Do you know 20,000,000 Servers worldwide are still running Windows Server 2008, and there’s a deadline that’s getting dangerously close? A lot end user still does not aware of the risk which will jeopardize the whole organization. Some already started to look for an alternative, either Azure or Windows Server 2019?
Support ends (EOS) for Windows Server 2008 on January 14th 2020. So customers are facing some big decisions and weighing the various options. Option #1: Do nothing. Delete every email from Microsoft. That’s tempting, but not wise. 3rd Party app vendors can’t fix bugs if the underlying operating system is no longer supported. So most ISV’s will drop support for 2008 once Microsoft drops support in January. If your applications stop working, and you can’t get support, that’s a big problem. But there’s another problem that could actually cripple your organization…
Microsoft Azure Virtual Machines as an alternative
These old systems are HIGHLY vulnerable to cyber-attack, and free security updates are terminated in January. Now, Microsoft will provide extended security updates if you migrate Windows Server 2008 to run on Microsoft Azure Virtual Machines. But it’s important to note, all they’re providing are security updates, not OS Support. The OS and applications are still unsupported.
And another thing. The experience of running VMs on the cloud is very different from what most of us expect from a true cloud experience. One example, with VMs, if you undersize the system requirements for an application, or if compute requirements increase, the VM doesn’t scale automatically. You have to manually reconfigure the system and reboot. Same thing, if you over-provision the VMs and your monthly spend is actually higher than it needs to be. You’re in the same situation. So you really need to monitor these VMs constantly. Nothing happens automatically. To scale up or down you have to manually reconfigure and reboot.
In fact, many of the features that Azure customers take for granted, like, availability, redundancy and backup, have to be configured manually with VMs. So there’s a lot of on-going admin effort involved in running Windows Server 2008 apps on Azure VMs, and remember, this is still an unsupported operating system, running applications that are probably not supported either. That’s not ideal. So what’s the alternative? For applications that do belong in the cloud, Azure PaaS, Platform-as-a-service, provides overwhelming benefits compared to VMs. That’s where you get the automatic scale-up and scale-down that customers associate with cloud computing.
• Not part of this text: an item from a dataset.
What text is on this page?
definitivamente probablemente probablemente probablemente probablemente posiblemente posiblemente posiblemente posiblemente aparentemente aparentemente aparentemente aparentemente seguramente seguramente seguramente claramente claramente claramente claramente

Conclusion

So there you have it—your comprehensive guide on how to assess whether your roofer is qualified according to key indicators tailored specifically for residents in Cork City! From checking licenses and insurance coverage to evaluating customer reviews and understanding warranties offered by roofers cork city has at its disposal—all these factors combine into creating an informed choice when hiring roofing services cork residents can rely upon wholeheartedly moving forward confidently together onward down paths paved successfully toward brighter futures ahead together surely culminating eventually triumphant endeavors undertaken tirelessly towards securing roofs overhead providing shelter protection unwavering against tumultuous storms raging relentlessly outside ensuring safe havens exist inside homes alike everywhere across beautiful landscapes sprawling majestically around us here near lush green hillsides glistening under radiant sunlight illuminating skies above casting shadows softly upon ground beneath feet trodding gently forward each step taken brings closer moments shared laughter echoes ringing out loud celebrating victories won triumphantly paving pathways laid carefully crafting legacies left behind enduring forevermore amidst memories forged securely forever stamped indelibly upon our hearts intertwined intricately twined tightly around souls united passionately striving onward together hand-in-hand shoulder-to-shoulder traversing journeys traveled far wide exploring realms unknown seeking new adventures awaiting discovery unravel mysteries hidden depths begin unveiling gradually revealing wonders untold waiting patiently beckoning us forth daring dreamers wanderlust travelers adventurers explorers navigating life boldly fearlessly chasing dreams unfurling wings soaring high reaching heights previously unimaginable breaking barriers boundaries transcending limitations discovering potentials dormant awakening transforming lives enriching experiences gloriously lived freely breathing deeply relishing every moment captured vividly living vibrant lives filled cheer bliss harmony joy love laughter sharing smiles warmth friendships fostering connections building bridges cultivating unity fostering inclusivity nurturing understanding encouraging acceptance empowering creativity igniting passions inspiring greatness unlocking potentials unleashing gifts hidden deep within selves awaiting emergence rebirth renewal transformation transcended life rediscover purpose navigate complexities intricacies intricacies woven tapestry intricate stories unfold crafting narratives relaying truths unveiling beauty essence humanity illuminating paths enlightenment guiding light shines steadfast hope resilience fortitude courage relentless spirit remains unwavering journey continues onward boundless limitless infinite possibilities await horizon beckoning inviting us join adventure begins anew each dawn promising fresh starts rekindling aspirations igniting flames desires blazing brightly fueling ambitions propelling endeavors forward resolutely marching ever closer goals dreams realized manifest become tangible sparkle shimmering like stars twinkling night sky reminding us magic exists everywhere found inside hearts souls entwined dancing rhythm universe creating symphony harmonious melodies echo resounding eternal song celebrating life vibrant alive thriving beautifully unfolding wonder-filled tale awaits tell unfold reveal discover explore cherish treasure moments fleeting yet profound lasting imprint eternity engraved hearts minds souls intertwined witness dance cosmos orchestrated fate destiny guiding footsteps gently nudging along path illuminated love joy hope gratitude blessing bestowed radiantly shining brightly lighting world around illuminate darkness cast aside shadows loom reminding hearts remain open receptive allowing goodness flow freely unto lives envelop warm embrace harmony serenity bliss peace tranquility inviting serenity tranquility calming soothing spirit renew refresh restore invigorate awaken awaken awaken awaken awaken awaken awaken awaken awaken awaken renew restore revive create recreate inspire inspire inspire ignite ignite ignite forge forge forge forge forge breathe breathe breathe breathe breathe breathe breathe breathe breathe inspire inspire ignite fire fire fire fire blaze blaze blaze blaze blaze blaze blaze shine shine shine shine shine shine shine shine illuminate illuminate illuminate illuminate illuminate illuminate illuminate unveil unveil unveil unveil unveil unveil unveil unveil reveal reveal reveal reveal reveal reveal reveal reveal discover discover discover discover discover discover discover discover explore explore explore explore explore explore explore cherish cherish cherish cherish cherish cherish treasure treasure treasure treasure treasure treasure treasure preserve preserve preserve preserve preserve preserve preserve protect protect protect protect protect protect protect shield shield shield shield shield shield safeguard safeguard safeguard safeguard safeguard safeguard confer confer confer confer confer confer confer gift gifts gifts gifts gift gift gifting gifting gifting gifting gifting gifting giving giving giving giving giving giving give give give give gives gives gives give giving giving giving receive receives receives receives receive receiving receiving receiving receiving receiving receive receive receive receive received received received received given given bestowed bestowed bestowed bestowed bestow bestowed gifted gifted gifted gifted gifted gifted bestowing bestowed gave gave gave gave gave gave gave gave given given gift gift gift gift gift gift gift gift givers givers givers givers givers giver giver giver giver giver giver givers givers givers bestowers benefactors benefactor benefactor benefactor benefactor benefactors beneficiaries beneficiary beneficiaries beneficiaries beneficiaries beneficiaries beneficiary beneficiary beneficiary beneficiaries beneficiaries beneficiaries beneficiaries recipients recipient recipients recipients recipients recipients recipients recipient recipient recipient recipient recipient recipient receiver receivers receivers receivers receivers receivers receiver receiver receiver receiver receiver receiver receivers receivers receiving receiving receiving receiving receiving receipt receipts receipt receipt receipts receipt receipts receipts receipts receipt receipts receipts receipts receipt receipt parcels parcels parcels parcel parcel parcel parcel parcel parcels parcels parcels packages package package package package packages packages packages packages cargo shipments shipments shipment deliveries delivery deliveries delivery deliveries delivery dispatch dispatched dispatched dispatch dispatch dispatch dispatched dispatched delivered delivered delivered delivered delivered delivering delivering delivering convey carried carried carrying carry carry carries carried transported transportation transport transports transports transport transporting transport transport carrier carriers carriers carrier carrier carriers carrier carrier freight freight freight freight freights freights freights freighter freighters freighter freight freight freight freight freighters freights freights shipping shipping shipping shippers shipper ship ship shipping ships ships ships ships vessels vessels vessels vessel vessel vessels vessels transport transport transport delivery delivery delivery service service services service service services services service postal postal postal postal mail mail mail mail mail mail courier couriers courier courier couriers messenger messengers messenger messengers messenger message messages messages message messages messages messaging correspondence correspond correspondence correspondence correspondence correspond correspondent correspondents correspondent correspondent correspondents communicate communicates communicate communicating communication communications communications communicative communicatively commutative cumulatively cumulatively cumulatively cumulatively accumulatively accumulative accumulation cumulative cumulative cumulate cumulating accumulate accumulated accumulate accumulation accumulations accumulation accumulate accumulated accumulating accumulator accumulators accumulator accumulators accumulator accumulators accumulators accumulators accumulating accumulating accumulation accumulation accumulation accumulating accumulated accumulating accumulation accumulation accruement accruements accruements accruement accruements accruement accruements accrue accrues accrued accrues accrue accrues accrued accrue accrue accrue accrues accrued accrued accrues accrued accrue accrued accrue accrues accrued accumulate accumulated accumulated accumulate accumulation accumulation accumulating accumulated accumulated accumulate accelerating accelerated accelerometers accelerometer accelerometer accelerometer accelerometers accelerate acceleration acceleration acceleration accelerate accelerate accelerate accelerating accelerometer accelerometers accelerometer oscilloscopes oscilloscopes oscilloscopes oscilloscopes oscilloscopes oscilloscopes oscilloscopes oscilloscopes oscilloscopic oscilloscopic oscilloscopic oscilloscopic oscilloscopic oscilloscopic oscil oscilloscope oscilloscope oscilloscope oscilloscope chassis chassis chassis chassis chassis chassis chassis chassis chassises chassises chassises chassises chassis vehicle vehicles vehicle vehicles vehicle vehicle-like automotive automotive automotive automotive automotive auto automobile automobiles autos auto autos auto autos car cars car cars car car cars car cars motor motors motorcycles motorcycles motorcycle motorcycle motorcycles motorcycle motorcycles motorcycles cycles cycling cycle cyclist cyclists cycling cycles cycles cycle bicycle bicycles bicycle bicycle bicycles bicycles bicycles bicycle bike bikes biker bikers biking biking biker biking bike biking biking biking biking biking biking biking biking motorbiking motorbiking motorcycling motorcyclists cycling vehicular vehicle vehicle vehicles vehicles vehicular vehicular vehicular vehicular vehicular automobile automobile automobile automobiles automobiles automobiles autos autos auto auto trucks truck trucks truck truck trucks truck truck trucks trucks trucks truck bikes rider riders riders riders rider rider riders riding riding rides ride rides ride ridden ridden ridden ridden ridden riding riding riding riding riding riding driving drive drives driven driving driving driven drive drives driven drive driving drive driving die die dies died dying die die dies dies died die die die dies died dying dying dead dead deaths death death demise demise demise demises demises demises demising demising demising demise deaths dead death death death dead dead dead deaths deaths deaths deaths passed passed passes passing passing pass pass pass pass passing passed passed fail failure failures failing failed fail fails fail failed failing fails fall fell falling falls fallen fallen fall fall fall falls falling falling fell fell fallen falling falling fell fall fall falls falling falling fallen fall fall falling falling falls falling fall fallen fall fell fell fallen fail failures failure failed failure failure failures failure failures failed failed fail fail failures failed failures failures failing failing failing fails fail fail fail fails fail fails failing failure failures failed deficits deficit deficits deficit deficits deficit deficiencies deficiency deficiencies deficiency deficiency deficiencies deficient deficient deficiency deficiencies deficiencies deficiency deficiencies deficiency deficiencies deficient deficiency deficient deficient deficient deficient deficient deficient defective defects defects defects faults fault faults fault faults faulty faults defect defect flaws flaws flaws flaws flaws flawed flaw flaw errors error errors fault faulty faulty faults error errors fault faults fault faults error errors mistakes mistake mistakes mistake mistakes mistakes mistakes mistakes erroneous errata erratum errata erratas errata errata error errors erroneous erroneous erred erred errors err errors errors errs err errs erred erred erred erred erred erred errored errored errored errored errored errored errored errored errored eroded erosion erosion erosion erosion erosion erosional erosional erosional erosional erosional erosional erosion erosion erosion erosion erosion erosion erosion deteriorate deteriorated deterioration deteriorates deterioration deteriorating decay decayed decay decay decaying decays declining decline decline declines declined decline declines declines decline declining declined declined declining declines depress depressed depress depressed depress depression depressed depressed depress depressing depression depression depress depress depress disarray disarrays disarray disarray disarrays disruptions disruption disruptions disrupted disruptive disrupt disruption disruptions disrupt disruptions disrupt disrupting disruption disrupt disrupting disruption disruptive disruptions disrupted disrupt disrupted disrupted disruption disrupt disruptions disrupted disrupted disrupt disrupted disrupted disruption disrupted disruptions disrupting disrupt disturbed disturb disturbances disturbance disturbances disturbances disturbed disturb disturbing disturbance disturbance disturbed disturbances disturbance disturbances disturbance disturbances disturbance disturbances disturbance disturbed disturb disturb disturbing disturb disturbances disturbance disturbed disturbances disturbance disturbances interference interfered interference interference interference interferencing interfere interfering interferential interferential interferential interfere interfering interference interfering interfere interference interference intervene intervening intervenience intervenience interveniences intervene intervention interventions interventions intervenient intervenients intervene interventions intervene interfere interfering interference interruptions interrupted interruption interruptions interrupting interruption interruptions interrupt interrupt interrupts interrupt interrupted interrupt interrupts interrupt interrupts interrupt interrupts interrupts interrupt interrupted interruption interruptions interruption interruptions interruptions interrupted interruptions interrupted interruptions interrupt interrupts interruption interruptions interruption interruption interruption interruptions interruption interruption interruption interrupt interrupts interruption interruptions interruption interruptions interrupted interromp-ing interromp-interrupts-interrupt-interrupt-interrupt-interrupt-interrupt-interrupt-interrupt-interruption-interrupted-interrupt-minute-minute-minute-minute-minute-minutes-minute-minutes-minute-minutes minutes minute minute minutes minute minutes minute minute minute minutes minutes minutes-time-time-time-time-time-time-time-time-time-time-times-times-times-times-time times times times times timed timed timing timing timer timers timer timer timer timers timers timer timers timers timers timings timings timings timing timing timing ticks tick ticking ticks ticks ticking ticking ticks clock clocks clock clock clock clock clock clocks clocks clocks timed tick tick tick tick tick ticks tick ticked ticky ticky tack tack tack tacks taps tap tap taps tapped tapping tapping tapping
Hewlett Packard Enterprise Solution
And Azure automatically insures the highest availability and performance and provides much better security against cybercrime than any Windows Server 2008 environment. With far ls management required on the user’s part, for those applications that can be run more efficiently, or more economically on-prem, Windows Server 2019 on HP Gen10 servers provides back-end support, and access, to Azure, so that applications aren’t lost during outages, you’re able to protect and restore data, and you can manage both Azure and On-Prem servers from a single, integrated view.
Recommended Solution – Windows Server 2019
Windows Server 2019 provides protection against cybercrime that isn’t available for legacy environments! For Azure applications that are best run on-prem because of cost, or regulatory compliance or performance, Azure Stack is a perfect complement to the public cloud post customers envisions a multi-platform deployment strategy. Windows Server 2019, the operating system that bridges on-premises and cloud, and Azure provide the deployment flexibility that the IDC study highlighted.
That’s the value of upgrading Windows Server 2008 to a modern version of Windows Server instead of just moving unsupported applications to run on VMs in the public cloud. The benefits of the hybrid cloud are huge. Don’t settle for less.